KAMERAS, WIE WIR SIE EINST KANNTEN
Schauen wir doch mal: Wann und womit ging es eigentlich los? Wie sah die erste Kamera aus und wie sah überhaupt die erste Smartphone-Kamera aus? Was hat sich technisch bis heute verändert und ab wann war es überhaupt möglich, Fotos sofort mit allen zu begucken und zu teilen?
Im 4. Jahrhundert v. Christus beschrieb Aristoteles erst mals das optische Grundprinzip der »Fotografie« (altgriechisch »Licht« und »zeichnen«) oder bessser gesagt: das Prinzip der Camera obscura. Diese wird auch als Lochkamera bezeichnet. Guckt euch das Bild an. In dem Raum mit dem Loch auf der einen Wand trifft das durch das Loch kommende Licht eines Motivs auf die gegenüberliegende Wand. Dabei entsteht ein auf dem Kopf stehendes und seitenverkehrtes Bild. Unser Auge funktioniert übrigens fast genauso. Unser Gehirn dreht das Bild dann »richtig herum«. Wir nennen das: sehen. Wow. #Brainplosion.
Das sichtbare Bild hat man damals salopp gesagt »abgepaust«. Es gab noch kein beständiges Medium, das die Abbildung »speichern« konnte.
Die eigentlichen Erfinder der Fotografie sind jedoch Joseph Nicéphore Niépce und Louis Daguerre. Joseph nahm 1826 das erste Foto auf. Es war der Ausblick aus seinem Arbeitszimmer. Was erkennt ihr auf dem Foto? Nichts, oder?
Das erste Foto, das jemals aufgenommen wurde.
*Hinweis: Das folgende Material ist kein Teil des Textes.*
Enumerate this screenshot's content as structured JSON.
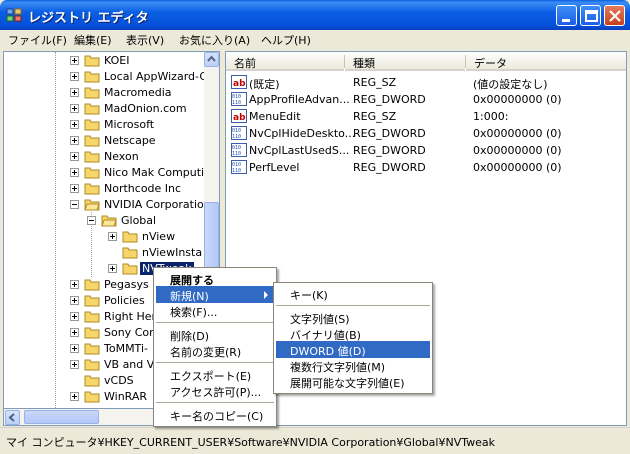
{
  "window": {
    "title": "レジストリ エディタ",
    "colors": {
      "titlebar": "#0b5fe3",
      "selection": "#316ac5",
      "tree_selection": "#0a246a"
    }
  },
  "menubar": {
    "items": [
      "ファイル(F)",
      "編集(E)",
      "表示(V)",
      "お気に入り(A)",
      "ヘルプ(H)"
    ]
  },
  "tree": {
    "items": [
      {
        "label": "KOEI",
        "expander": "plus"
      },
      {
        "label": "Local AppWizard-G",
        "expander": "plus"
      },
      {
        "label": "Macromedia",
        "expander": "plus"
      },
      {
        "label": "MadOnion.com",
        "expander": "plus"
      },
      {
        "label": "Microsoft",
        "expander": "plus"
      },
      {
        "label": "Netscape",
        "expander": "plus"
      },
      {
        "label": "Nexon",
        "expander": "plus"
      },
      {
        "label": "Nico Mak Computin",
        "expander": "plus"
      },
      {
        "label": "Northcode Inc",
        "expander": "plus"
      },
      {
        "label": "NVIDIA Corporation",
        "expander": "minus"
      },
      {
        "label": "Global",
        "expander": "minus"
      },
      {
        "label": "nView",
        "expander": "plus"
      },
      {
        "label": "nViewInsta",
        "expander": "none"
      },
      {
        "label": "NVTweak",
        "expander": "plus",
        "selected": true
      },
      {
        "label": "Pegasys",
        "expander": "plus"
      },
      {
        "label": "Policies",
        "expander": "plus"
      },
      {
        "label": "Right Her",
        "expander": "plus"
      },
      {
        "label": "Sony Cor",
        "expander": "plus"
      },
      {
        "label": "ToMMTi-",
        "expander": "plus"
      },
      {
        "label": "VB and V",
        "expander": "plus"
      },
      {
        "label": "vCDS",
        "expander": "none"
      },
      {
        "label": "WinRAR",
        "expander": "plus"
      }
    ]
  },
  "list": {
    "headers": [
      "名前",
      "種類",
      "データ"
    ],
    "rows": [
      {
        "icon": "string-value-icon",
        "name": "(既定)",
        "type": "REG_SZ",
        "data": "(値の設定なし)"
      },
      {
        "icon": "binary-value-icon",
        "name": "AppProfileAdvan...",
        "type": "REG_DWORD",
        "data": "0x00000000 (0)"
      },
      {
        "icon": "string-value-icon",
        "name": "MenuEdit",
        "type": "REG_SZ",
        "data": "1:000:"
      },
      {
        "icon": "binary-value-icon",
        "name": "NvCplHideDeskto...",
        "type": "REG_DWORD",
        "data": "0x00000000 (0)"
      },
      {
        "icon": "binary-value-icon",
        "name": "NvCplLastUsedS...",
        "type": "REG_DWORD",
        "data": "0x00000000 (0)"
      },
      {
        "icon": "binary-value-icon",
        "name": "PerfLevel",
        "type": "REG_DWORD",
        "data": "0x00000000 (0)"
      }
    ]
  },
  "context_menu": {
    "items": [
      "展開する",
      "新規(N)",
      "検索(F)...",
      "削除(D)",
      "名前の変更(R)",
      "エクスポート(E)",
      "アクセス許可(P)...",
      "キー名のコピー(C)"
    ]
  },
  "submenu": {
    "items": [
      "キー(K)",
      "文字列値(S)",
      "バイナリ値(B)",
      "DWORD 値(D)",
      "複数行文字列値(M)",
      "展開可能な文字列値(E)"
    ]
  },
  "status": {
    "path": "マイ コンピュータ¥HKEY_CURRENT_USER¥Software¥NVIDIA Corporation¥Global¥NVTweak"
  }
}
Die Aufnahme dauerte damals unfassbare acht Stunden und wurde auf eine Zinnplatte belichtet, also »gespeichert«. Wie anstrengend wohl erst ein Selfie gewesen sein müsste. Heute schimpft ihr doch schon über vier Sekunden Ladezeit bei Netflix. In der Zeit könntet ihr wirklich eine Menge Kaffee oder glutenfreies Bio-Wasser in euch hineinschütten. Louis wurde im Laufe der nachfolgenden Jahre Josephs Partner und entwickelte 1839 ein Aufnahme- und Entwicklungsverfahren mit Kupferplatten und Quecksilberdämpfen. Die Dauer bis zum fertigen Bild wurde – für damalige Verhältnisse – enorm kurz. Man nannte es die Daguerreotypie. Ja, das war gesundheitlich wirklich richtig mies. Aber technisch top! Das war so gut, dass man auf so einer Fotoplatte unter der Lupe noch feine Details in den Gesichtern oder der Kleidung erkennen konnte! 1840 hatten Kameras also schon einen besseren Standard als heutige Billigkameras.
Die Kamera, die man wirklich tragen konnte: die Kodak 1.
Bis hierhin war das alles aber sperrig. Eine Kamera, ein Bild, ewige Wartezeiten, bis man mit dem Foto irgendwas anfangen konnte. Fotos machen war dann doch etwas für Leute mit zu viel Zeit, zu viel Geld und Pferdekutschen für die umzugskartongroßen Kameras … oder? Fast. Wie alles im Leben wurden auch Kameras irgendwann »industrialisiert« und Industrialisierung setzt zumindest ein Minimum an Standardisierung voraus. Im Jahr 1888 kamen die ersten Aufnahmemedien in Rollenform heraus (Fotofilme), zusammen mit der ersten tragbaren Kamera, der Kodak 1.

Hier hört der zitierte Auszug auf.